Jump only took action to try and enforce the covenant four months later, in April; it had no explanation for this delay and the Court held this was sufficient reason to refuse interim relief.  The Court noted that, had Jump issued proceedings sooner, it was likely that the matter could have been resolved by exercising the arbitration clause in the contract or by an expedited trial before Mr Couture started work at the competitor, without the need for interim relief.  In refusing permission to appeal this decision, the Court of Appeal rejected the contention that prior unreasonable delay should not deprive a party of interim relief as long as the proceedings were issued before the employee started the new job and a speedy trial could be arranged.  The judge had been entitled to find that the delay was unreasonable and made it unjust to grant interim relief.  This was not affected by Jump’s offer to pay the other side’s costs of the interim hearing and Jump had “greatly overpitched” the impact on its business of allowing Mr Couture to start work, given he had already served 12 months’ garden leave. On the other hand, the Court of Appeal did not feel the delay should disentitle Jump to a speedy trial, refusing leave to appeal this part of the decision too.  Regardless of whether interim relief is ordered, there will almost always be a ‘real urgency’ justifying a speedy trial where the case concerns a time-limited restrictive covenant.  The immediate harm caused to Jump by Mr Couture starting work for Veriton did not mean there was no further harm done by Mr Couture continuing to work there throughout the period of the covenant.

The Court held that there was no serious issue to be tried in relation to the claim against Veriton for inducing breach of contract.  Veriton had acted on legal advice that the covenant was probably unenforceable and, following the Supreme Court decision in Allen v Dodd & Co (see here), this was sufficient to defeat the claim.

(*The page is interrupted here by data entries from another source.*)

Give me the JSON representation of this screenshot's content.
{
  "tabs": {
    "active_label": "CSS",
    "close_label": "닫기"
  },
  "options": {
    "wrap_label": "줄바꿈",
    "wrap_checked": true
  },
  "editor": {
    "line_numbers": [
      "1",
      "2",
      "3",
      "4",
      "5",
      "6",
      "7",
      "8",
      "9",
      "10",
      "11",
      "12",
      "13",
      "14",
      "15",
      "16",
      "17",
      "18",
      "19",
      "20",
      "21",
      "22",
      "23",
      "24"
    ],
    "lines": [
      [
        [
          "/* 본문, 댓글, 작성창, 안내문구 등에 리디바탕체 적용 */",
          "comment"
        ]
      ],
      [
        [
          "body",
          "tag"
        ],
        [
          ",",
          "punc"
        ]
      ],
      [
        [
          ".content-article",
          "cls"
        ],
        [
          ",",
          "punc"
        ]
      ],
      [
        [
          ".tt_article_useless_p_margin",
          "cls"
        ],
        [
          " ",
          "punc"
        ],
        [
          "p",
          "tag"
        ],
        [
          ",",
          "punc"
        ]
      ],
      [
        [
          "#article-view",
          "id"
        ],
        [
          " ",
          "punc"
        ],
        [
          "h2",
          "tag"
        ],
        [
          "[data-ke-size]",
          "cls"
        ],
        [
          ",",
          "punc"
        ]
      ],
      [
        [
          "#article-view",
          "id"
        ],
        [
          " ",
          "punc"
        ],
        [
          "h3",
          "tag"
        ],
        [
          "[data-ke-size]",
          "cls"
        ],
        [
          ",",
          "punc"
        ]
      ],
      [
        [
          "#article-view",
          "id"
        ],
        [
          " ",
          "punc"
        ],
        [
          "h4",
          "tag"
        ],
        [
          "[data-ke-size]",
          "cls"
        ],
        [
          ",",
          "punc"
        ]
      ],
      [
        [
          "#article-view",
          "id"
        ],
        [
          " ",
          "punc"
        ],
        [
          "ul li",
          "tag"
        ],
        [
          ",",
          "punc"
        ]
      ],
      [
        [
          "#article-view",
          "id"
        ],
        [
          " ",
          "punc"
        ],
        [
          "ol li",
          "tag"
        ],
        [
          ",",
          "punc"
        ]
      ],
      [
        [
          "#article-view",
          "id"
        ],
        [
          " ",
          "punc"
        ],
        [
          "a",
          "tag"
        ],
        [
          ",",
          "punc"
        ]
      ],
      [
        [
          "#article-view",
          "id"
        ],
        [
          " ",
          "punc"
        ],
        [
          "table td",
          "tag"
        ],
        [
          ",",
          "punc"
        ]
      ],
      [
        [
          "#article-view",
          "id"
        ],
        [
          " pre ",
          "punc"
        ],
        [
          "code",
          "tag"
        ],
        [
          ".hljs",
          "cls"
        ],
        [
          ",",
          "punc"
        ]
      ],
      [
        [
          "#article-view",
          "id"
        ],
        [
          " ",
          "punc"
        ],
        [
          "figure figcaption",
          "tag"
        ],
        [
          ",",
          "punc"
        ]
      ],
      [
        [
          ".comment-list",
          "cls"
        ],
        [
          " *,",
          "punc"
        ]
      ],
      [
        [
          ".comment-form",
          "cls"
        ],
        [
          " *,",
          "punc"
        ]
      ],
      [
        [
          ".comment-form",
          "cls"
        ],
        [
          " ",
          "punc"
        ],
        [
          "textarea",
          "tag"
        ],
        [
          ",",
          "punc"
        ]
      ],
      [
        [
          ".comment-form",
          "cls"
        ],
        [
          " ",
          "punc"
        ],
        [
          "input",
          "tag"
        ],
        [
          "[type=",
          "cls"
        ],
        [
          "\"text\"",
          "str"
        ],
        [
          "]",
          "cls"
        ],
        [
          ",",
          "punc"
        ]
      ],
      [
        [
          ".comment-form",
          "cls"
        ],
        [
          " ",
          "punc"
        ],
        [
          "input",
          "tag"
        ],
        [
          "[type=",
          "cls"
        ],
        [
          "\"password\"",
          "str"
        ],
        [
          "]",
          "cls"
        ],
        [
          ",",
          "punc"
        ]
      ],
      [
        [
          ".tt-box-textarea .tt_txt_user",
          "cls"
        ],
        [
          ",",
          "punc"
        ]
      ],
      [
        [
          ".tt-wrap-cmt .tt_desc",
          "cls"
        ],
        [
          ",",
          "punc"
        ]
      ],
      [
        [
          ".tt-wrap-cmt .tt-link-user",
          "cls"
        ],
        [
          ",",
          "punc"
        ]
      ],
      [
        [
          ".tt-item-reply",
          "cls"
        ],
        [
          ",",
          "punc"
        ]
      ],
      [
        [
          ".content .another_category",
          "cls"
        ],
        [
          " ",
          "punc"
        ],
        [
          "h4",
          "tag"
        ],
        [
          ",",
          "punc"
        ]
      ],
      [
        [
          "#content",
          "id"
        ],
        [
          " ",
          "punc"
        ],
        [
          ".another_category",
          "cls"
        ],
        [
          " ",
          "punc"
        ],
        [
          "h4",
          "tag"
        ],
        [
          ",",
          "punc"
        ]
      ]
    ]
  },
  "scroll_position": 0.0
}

The most unusual part of the case was the drafting of the covenant itself.  At this stage Jump only had to establish that there was a “serious question to be tried” as to its enforceability.  This is a low bar, which the Court held to be satisfied.  Couture and Veriton had argued that the uncertainty in the duration rendered it clearly unenforceable, referring to caselaw establishing that “cascading clauses”, where there are two or more similar restrictions of differing severity, have been held to be unenforceable for uncertainty because the employee cannot know which, if any, will be binding without a court decision.  The High Court considered that it was at least arguable that the clause here could be distinguished from cascading clause cases because the clause itself provided a means for resolving the uncertainty – the employee knew there was a maximum period of 12 months at the time the contract was entered into, and would know the actual duration once the employer had made an election after termination.  Although there was uncertainty at the time of signing the contract as the employee would not know the period until after resigning, in these “murky and unchartered waters” the court could not say that there was no serious issue to be tried.  There were also potential legal issues about whether the length of the clause should be assessed in light of the actual or potential period of garden leave and whether the lengthy period and scope could be justified on the facts.  It will be interesting to see how the Court charts these waters if the case goes to full trial.